By Dr. Leonard Perry, Extension Professor
University of Vermont

 

Planning to walk down the aisle this summer? The flowers you choose for your wedding may reveal more about you than you know.

Special meanings have been associated with flowers since the Victorian era. Men who were shy about expressing how they felt about a woman would send flowers. Pansies meant "I'm thinking of you," yellow roses signified friendship, Calla lilies spoke of her magnificent beauty, and irises meant "I'm about to ask you an important question."

The question was usually, "Will you marry me?" If the answer was yes, the bride-to-be would start thinking about what flowers she wanted to use on that special day to convey her feelings and sentiments.

Although flower selection is often based on personal preferences and availability, modern day brides also can send messages to their intended through the flowers and herbs they include in their bouquets, wedding favors, and table displays.

Roses are always a popular choice for weddings. White stands for innocence, charm, love, and beauty. Red signals passion and desire. Dark pink represents thankfulness that you've found each other. Ivy is for fidelity and marriage, alestromeria--devotion. Tulips are a good way to declare your love for your spouse.

For a less formal bouquet, use primroses to tell everyone you feel cheery, joyous, and youthful. Add daisies for innocence and romance and larkspur for humor and laughter. Just think twice about using daffodils, which say "no regards" in the language of flowers!
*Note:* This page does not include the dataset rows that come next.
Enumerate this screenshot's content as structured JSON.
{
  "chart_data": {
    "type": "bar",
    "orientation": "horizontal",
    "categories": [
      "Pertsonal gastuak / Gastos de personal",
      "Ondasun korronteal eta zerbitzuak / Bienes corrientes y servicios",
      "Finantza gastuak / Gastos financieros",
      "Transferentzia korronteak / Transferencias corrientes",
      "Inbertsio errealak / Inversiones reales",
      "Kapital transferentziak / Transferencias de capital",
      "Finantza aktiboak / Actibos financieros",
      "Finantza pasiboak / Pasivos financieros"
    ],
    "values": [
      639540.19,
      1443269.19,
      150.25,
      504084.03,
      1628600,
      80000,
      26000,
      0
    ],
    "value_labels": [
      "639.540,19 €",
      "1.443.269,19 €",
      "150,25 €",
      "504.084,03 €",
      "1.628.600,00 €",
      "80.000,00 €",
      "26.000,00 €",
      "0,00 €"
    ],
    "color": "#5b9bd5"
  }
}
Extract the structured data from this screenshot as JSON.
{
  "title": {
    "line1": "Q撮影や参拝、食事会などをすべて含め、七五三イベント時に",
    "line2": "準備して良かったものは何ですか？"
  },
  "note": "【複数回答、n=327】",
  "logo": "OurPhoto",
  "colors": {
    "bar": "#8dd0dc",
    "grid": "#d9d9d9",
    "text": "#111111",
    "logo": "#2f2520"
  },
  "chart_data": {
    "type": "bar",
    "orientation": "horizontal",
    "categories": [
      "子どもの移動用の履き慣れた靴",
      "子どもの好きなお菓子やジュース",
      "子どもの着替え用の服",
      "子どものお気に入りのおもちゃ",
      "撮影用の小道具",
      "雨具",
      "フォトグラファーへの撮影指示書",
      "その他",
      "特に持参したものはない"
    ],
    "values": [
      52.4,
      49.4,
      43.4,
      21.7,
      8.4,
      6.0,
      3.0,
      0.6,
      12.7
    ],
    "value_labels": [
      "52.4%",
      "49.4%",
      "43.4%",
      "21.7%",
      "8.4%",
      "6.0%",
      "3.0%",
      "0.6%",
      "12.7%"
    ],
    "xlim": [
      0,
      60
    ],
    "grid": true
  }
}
Many brides also like to include symbolic herbs in their bouquets or decorations. Marjoram stands for happiness, sage for domestic virtue, and thyme for courage and strength. Rosemary is for remembrance. Lavender is for love and devotion. If you add a stalk of wheat, this means you are hoping for prosperity.

These flowers and herbs can also be used in table centerpieces and decorations for the church or place where the ceremony is held. How about an ivy wreath? Ivy, as I mentioned, stands for fidelity and marriage. The circle shape represents everlasting life. Tuck in a few sprigs of rosemary or lavender to add remembrance and love.

For tables, make topiaries of ivy in a heart shape. Or take a handful of red tulips, strip away the leaves, and wrap with florist ribbon in your "wedding colors." Pop into a decorative glass container, and pack moss around the sides to hold up the flowers.

You can also use flowers for favors. How about a seed packet of "your" flower or herb? Daisies, larkspur, thyme, and rosemary are all a good choice as they have special meaning and are easy to grow in Vermont. Or put sachets of herbs, rose petals, and lavender at each guest's place. The possibilities are endless!